2015年2月6日金曜日

上海ユダヤ難民記念館













The Ohel Moshe congregation was established by Russian Jewish immigrants in Shanghai in 1907.[4] This Ashkenazi congregation was named after Moshe Greenberg, a member of the Russian Jewish community, and was first established in a rented space.[4] As the congregation grew to 250 families by the 1920s, Rabbi Meir Ashkenazi, Chief Rabbi of Shanghai, supported the creation of a new space for the congregation.[5] In 1927, the current structure was created by remodeling an existing three-story building in the Hongkou District, removing the second floor and adding a mezzanine.[2][4] The synagogue is situated on what was once Ward Road (now Changyang Road),[6] close to the Ward Road Gaol (now Tilanqiao Prison).
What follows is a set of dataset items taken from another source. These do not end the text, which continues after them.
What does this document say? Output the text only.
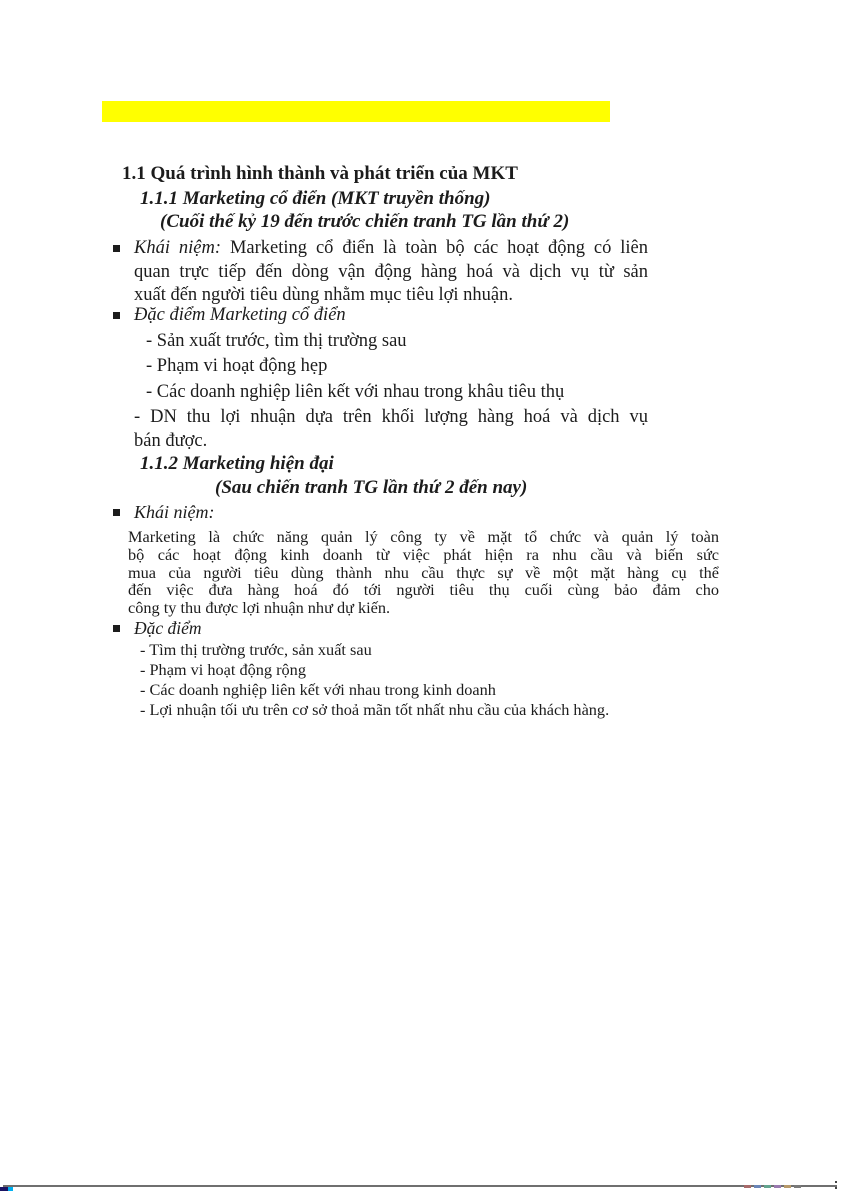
1.1 Quá trình hình thành và phát triển của MKT
1.1.1 Marketing cổ điển (MKT truyền thống)
(Cuối thế kỷ 19 đến trước chiến tranh TG lần thứ 2)
Khái niệm: Marketing cổ điển là toàn bộ các hoạt động có liên
quan trực tiếp đến dòng vận động hàng hoá và dịch vụ từ sản
xuất đến người tiêu dùng nhằm mục tiêu lợi nhuận.
Đặc điểm Marketing cổ điển
- Sản xuất trước, tìm thị trường sau
- Phạm vi hoạt động hẹp
- Các doanh nghiệp liên kết với nhau trong khâu tiêu thụ
- DN thu lợi nhuận dựa trên khối lượng hàng hoá và dịch vụ
bán được.
1.1.2 Marketing hiện đại
(Sau chiến tranh TG lần thứ 2 đến nay)
Khái niệm:
Marketing là chức năng quản lý công ty về mặt tổ chức và quản lý toàn
bộ các hoạt động kinh doanh từ việc phát hiện ra nhu cầu và biến sức
mua của người tiêu dùng thành nhu cầu thực sự về một mặt hàng cụ thể
đến việc đưa hàng hoá đó tới người tiêu thụ cuối cùng bảo đảm cho
công ty thu được lợi nhuận như dự kiến.
Đặc điểm
- Tìm thị trường trước, sản xuất sau
- Phạm vi hoạt động rộng
- Các doanh nghiệp liên kết với nhau trong kinh doanh
- Lợi nhuận tối ưu trên cơ sở thoả mãn tốt nhất nhu cầu của khách hàng.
Following the Battle of Shanghai in 1937, the city was occupied by the army of Imperial Japan, and the port began to allow entry without visa or passport. By the time when most German Jews arrived, two other Jewish communities had already settled in the city: the wealthy Baghdadi Jews, including the Kadoorie and Sassoon families, and the Russian Jews. The last ones fled the Russian Empire because of anti-Semitic pogroms pushed by the tsarist regime and counter-revolutionary armies as well as the class struggle manifested by the Bolsheviks. They had formed the Russian community in Harbin, then the Russian community in Shanghai.